These are the cartoons that kept Australians laughing for a century
By Helen Pitt
What happens when 24 cartoonists and a poet walk into a Sydney artist’s studio together and drink lots of beer?
It sounds like the start of a bad joke. But it was the beginning of the first association of newspaper artists in the world: the Society of Australian Black and White Artists Club, which formed exactly a century ago, on July 17, 1924.
At that first gathering they elected Cecil Hartt, the first staff artist at Smith’s Weekly, as founding president. Hartt, like his cartooning contemporaries, was considered to be as handy with a glass as he was with a pencil, which may be why The Bulletin writer Henry Lawson called the collective “Beerhemians”.
On Wednesday, the Australian Cartoonists Association, as it is now known, will celebrate a century to the day since its formation in a display of more than 70 works at the State Library of NSW.
A Century of Satire includes work by May Gibbs, Mr Squiggle creator Norman Hetherington, Sydney Morning Herald cartoonists John Shakespeare, Alan Moir and George Molnar, the Financial Review’s David Rowe and The Age’s Bruce Petty.
NSW Minister for the Arts John Graham will open the show, which pays tribute to the association whose members’ behaviour was so outrageous at their 1924 Black and White Artists Ball that further artists’ balls were banned from the Sydney Town Hall.
It was a particularly blokey profession until World War II, when female cartoonists Mollie Horseman and Joan Morrison, known as the “Smith sisters,” began drawing. Since then, the likes of Jenny Coopes, Fiona Katauskas and current ACA president, The Sydney Morning Herald editorial cartoonist Cathy Wilcox have dominated the field.
“Cartoonists of the early 20th century were often skilled and self-taught in many areas. The cartoonists of Smith’s Weekly wrote articles and poetry and were often part of a cohort of other fine artists, like Norman Lindsay,” Wilcox says.
“Cartoons still serve the purpose of pushing back against abuse of power and giving readers permission to feel they are not alone in perceiving hypocrisy and unfairness.”
The show’s curator, Elise Edmonds, says she trawled the State Library’s extensive black-and-white art collection to find cartoons from the past century that still resonate today.
“There’s been some common themes in Australian cartooning, from war, poverty and the cost of living, which are as relevant today as they were in the Great Depression in the 1930s,” Edmonds says.

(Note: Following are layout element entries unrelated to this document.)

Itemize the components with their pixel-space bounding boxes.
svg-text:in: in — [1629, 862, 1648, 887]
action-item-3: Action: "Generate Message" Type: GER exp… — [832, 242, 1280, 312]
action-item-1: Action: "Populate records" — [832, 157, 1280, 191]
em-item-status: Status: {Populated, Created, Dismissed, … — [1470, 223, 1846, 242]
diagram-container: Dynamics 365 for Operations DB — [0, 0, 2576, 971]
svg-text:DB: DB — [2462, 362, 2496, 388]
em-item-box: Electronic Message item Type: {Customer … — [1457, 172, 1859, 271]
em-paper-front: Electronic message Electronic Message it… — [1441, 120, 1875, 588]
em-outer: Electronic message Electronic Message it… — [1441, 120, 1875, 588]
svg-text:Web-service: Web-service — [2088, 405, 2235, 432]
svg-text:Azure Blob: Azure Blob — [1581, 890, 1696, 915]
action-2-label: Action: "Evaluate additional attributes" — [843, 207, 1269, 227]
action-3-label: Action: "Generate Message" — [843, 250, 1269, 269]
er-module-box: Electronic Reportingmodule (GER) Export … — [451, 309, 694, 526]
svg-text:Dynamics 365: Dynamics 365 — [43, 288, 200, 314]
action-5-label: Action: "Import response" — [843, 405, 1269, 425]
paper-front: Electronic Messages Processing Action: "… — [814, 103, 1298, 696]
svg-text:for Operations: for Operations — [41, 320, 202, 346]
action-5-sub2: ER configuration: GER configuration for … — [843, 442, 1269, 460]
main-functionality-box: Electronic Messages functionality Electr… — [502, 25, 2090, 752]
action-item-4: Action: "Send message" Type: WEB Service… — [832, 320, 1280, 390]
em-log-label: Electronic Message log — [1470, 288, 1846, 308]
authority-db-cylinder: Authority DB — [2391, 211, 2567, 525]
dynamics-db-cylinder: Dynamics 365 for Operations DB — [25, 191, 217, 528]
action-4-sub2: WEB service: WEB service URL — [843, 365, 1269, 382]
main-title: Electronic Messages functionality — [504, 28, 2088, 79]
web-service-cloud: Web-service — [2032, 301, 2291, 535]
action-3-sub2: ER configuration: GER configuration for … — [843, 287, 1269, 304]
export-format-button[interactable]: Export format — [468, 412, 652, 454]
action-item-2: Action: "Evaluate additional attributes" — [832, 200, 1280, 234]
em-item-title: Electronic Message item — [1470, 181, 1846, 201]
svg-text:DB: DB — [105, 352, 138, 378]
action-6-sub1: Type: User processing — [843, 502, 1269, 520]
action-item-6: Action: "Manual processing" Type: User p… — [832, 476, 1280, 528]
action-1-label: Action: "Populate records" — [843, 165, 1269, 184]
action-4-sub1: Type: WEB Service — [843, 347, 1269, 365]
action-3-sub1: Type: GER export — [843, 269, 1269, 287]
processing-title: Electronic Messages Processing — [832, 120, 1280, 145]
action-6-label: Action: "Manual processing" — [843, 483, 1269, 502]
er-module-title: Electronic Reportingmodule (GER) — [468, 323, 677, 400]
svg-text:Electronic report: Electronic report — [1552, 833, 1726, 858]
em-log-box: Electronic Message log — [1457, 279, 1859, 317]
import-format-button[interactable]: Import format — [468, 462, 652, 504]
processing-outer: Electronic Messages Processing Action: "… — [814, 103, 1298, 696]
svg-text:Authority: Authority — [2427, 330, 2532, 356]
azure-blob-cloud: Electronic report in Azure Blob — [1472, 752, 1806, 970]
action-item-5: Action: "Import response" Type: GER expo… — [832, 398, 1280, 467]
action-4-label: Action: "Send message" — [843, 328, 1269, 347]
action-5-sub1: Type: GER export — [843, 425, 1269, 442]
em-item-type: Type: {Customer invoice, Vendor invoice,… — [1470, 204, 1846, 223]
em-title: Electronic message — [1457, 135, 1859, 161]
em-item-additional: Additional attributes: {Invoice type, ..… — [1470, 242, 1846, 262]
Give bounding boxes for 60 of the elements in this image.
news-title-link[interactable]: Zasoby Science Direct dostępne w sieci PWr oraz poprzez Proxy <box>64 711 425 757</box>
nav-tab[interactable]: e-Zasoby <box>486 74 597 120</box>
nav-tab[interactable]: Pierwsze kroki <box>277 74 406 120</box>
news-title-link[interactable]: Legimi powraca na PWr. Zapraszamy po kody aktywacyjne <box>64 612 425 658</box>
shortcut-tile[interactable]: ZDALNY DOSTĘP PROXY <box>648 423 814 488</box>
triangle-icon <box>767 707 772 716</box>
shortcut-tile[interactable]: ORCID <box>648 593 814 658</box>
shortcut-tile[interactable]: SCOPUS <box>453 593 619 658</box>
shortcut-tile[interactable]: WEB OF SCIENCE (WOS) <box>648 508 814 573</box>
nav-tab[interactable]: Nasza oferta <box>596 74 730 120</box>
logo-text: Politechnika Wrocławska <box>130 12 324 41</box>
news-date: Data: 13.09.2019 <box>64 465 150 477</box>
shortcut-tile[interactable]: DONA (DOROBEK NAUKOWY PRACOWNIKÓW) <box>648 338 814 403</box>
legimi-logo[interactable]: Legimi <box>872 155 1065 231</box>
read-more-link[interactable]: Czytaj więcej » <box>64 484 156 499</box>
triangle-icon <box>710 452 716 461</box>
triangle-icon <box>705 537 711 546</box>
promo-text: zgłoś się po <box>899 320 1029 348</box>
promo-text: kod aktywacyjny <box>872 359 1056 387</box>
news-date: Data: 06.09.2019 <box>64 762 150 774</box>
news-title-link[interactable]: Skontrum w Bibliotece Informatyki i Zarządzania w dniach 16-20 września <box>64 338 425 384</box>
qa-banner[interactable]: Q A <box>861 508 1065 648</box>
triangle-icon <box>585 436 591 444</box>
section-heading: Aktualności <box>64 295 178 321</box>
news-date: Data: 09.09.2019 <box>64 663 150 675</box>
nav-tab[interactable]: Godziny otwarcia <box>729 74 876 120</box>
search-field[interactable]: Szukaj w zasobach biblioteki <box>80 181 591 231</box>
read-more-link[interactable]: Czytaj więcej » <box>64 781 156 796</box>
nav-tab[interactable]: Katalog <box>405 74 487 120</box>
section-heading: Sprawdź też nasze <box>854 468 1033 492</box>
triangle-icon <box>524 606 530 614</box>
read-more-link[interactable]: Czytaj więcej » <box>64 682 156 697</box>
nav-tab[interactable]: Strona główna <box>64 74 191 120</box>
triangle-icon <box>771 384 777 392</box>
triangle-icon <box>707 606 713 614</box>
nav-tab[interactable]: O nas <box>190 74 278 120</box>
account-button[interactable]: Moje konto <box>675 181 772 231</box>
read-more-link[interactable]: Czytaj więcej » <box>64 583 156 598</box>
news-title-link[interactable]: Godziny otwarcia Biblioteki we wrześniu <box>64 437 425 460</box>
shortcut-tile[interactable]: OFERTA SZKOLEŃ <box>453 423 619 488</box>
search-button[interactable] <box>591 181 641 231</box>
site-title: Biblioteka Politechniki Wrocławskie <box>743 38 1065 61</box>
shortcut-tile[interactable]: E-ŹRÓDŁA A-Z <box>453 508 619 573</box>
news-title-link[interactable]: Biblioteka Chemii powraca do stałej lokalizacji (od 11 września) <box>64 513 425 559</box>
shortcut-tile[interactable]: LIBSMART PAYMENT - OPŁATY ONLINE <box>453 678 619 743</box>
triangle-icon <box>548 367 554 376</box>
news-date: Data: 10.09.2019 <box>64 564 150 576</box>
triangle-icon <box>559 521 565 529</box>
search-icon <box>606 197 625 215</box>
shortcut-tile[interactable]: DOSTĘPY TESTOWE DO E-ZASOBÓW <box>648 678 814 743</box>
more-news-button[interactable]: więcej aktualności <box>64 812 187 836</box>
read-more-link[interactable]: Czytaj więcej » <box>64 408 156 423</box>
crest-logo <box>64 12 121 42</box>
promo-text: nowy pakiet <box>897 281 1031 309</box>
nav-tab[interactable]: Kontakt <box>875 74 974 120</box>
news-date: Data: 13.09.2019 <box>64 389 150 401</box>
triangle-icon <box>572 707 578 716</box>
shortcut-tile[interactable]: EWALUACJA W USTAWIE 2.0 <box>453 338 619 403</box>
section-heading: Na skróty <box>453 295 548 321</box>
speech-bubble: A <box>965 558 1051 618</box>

“Petrol, mortgage and housing costs are favourite subjects, as has been fears of over-development, particularly in Sydney from the 1970s on.
“Politicians are constant fodder, from the rise of dictators from the 1930s to former PMs Bob Hawke, Paul Keating and John Howard.
“The idea of the show is to revel in the dark humour, and show how cartoonists create comedy out of the times in which we live,” she says.
A Century of Satire runs until December 2024.